Stability is a real consideration. Compounded hormone creams generally receive a “beyond-use date” rather than an expiration date. Studies on similar compounded hormone creams (such as estriol in standard compounding bases) have shown chemical and physical stability for about six months at both room temperature and refrigerated conditions. Your pharmacist will typically label the product with a 30 to 180 day use window depending on the formulation and base used.
Getting DHT Cream Through Proper Channels
In the United States, compounded drugs are not FDA-approved products. The FDA does not review their safety or effectiveness before they reach patients. However, they are legal when prepared by a licensed compounding pharmacy based on a valid prescription from a licensed prescriber. This means your path to DHT cream starts with a doctor, endocrinologist, or urologist who determines it is appropriate for your situation.
Andractim, the brand-name 2.5% DHT gel, is not commercially available in the US but is used in some other countries, particularly in Europe and parts of the UK. Great Ormond Street Hospital in London, for instance, lists it in their medicines directory for specific pediatric applications. In the US, a compounding pharmacy is the standard route.
Not every compounding pharmacy stocks DHT or is experienced in preparing it. Pharmacies that specialize in hormone replacement therapy are the most likely to have the raw material on hand and the expertise to formulate it correctly. Your prescriber can often recommend one, or you can search for PCAB-accredited compounding pharmacies (accredited by the Pharmacy Compounding Accreditation Board) in your area.
What Absorption Looks Like in Practice
When applied to the skin, DHT from a 2.5% gel reaches peak blood concentrations within 2 to 8 hours.
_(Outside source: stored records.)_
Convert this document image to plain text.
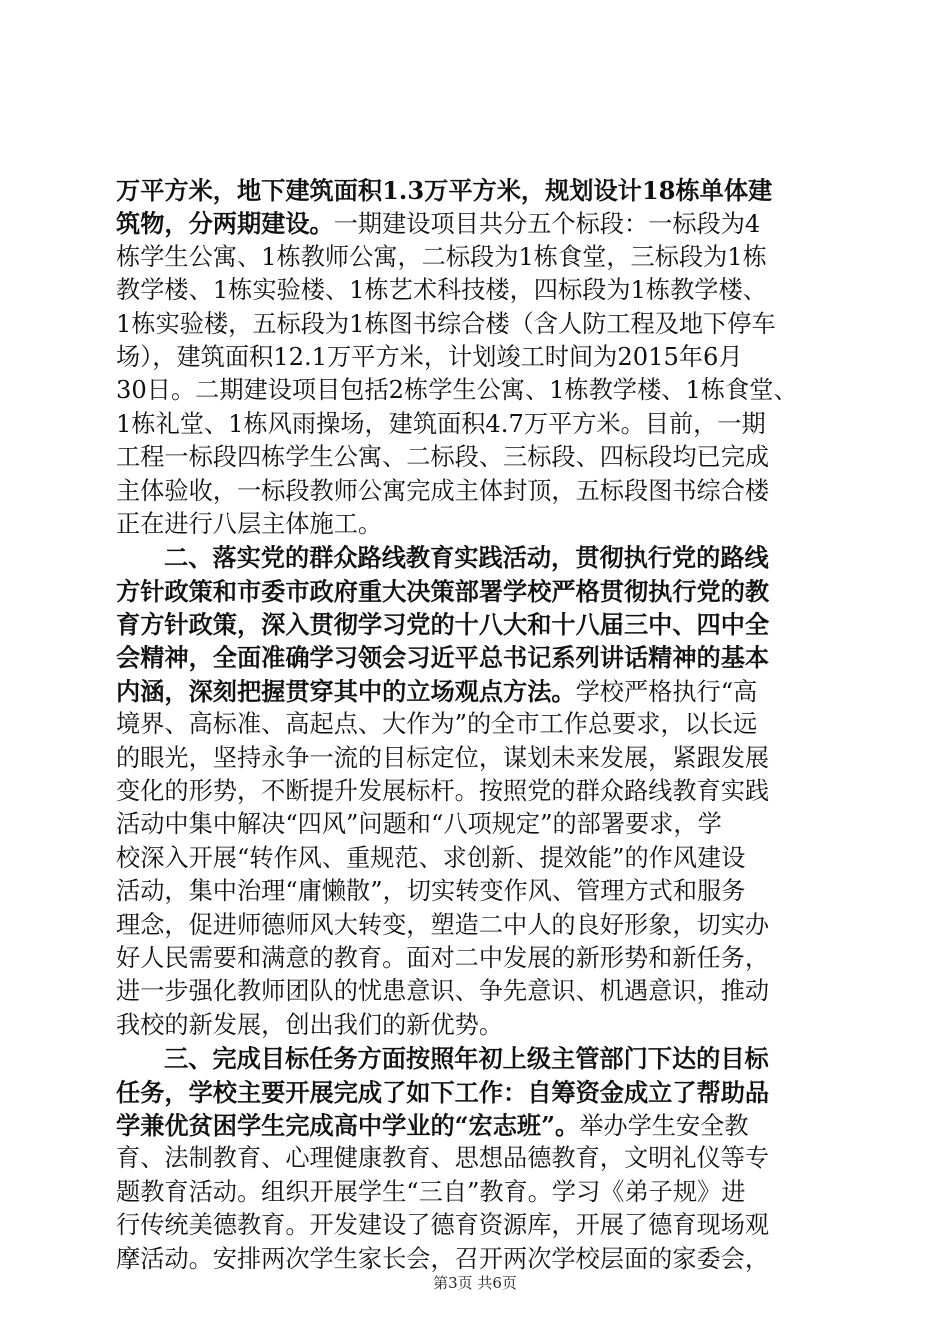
万平方米，地下建筑面积1.3万平方米，规划设计18栋单体建
筑物，分两期建设。一期建设项目共分五个标段：一标段为4
栋学生公寓、1栋教师公寓，二标段为1栋食堂，三标段为1栋
教学楼、1栋实验楼、1栋艺术科技楼，四标段为1栋教学楼、
1栋实验楼，五标段为1栋图书综合楼（含人防工程及地下停车
场），建筑面积12.1万平方米，计划竣工时间为2015年6月
30日。二期建设项目包括2栋学生公寓、1栋教学楼、1栋食堂、
1栋礼堂、1栋风雨操场，建筑面积4.7万平方米。目前，一期
工程一标段四栋学生公寓、二标段、三标段、四标段均已完成
主体验收，一标段教师公寓完成主体封顶，五标段图书综合楼
正在进行八层主体施工。
二、落实党的群众路线教育实践活动，贯彻执行党的路线
方针政策和市委市政府重大决策部署学校严格贯彻执行党的教
育方针政策，深入贯彻学习党的十八大和十八届三中、四中全
会精神，全面准确学习领会习近平总书记系列讲话精神的基本
内涵，深刻把握贯穿其中的立场观点方法。学校严格执行“高
境界、高标准、高起点、大作为”的全市工作总要求，以长远
的眼光，坚持永争一流的目标定位，谋划未来发展，紧跟发展
变化的形势，不断提升发展标杆。按照党的群众路线教育实践
活动中集中解决“四风”问题和“八项规定”的部署要求，学
校深入开展“转作风、重规范、求创新、提效能”的作风建设
活动，集中治理“庸懒散”，切实转变作风、管理方式和服务
理念，促进师德师风大转变，塑造二中人的良好形象，切实办
好人民需要和满意的教育。面对二中发展的新形势和新任务，
进一步强化教师团队的忧患意识、争先意识、机遇意识，推动
我校的新发展，创出我们的新优势。
三、完成目标任务方面按照年初上级主管部门下达的目标
任务，学校主要开展完成了如下工作：自筹资金成立了帮助品
学兼优贫困学生完成高中学业的“宏志班”。举办学生安全教
育、法制教育、心理健康教育、思想品德教育，文明礼仪等专
题教育活动。组织开展学生“三自”教育。学习《弟子规》进
行传统美德教育。开发建设了德育资源库，开展了德育现场观
摩活动。安排两次学生家长会，召开两次学校层面的家委会，
第3页 共6页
In clinical use for micropenis, patients maintained DHT levels within the normal adult male range with once-daily application, and measurable tissue growth of 0.5 to 2.0 centimeters occurred over 3 to 4 months of consistent use. The one patient in that study who did not respond well had received the lowest dose, suggesting that getting the concentration right is critical to outcomes.
Topical DHT is a potent androgen. It is the hormone responsible for many male secondary sex characteristics, and in the scalp, it drives hair miniaturization (the process behind male pattern baldness). Applying it to skin means some will absorb systemically, so blood levels of DHT, testosterone, and related hormones need monitoring during treatment. This is another reason professional medical oversight is not optional for this medication.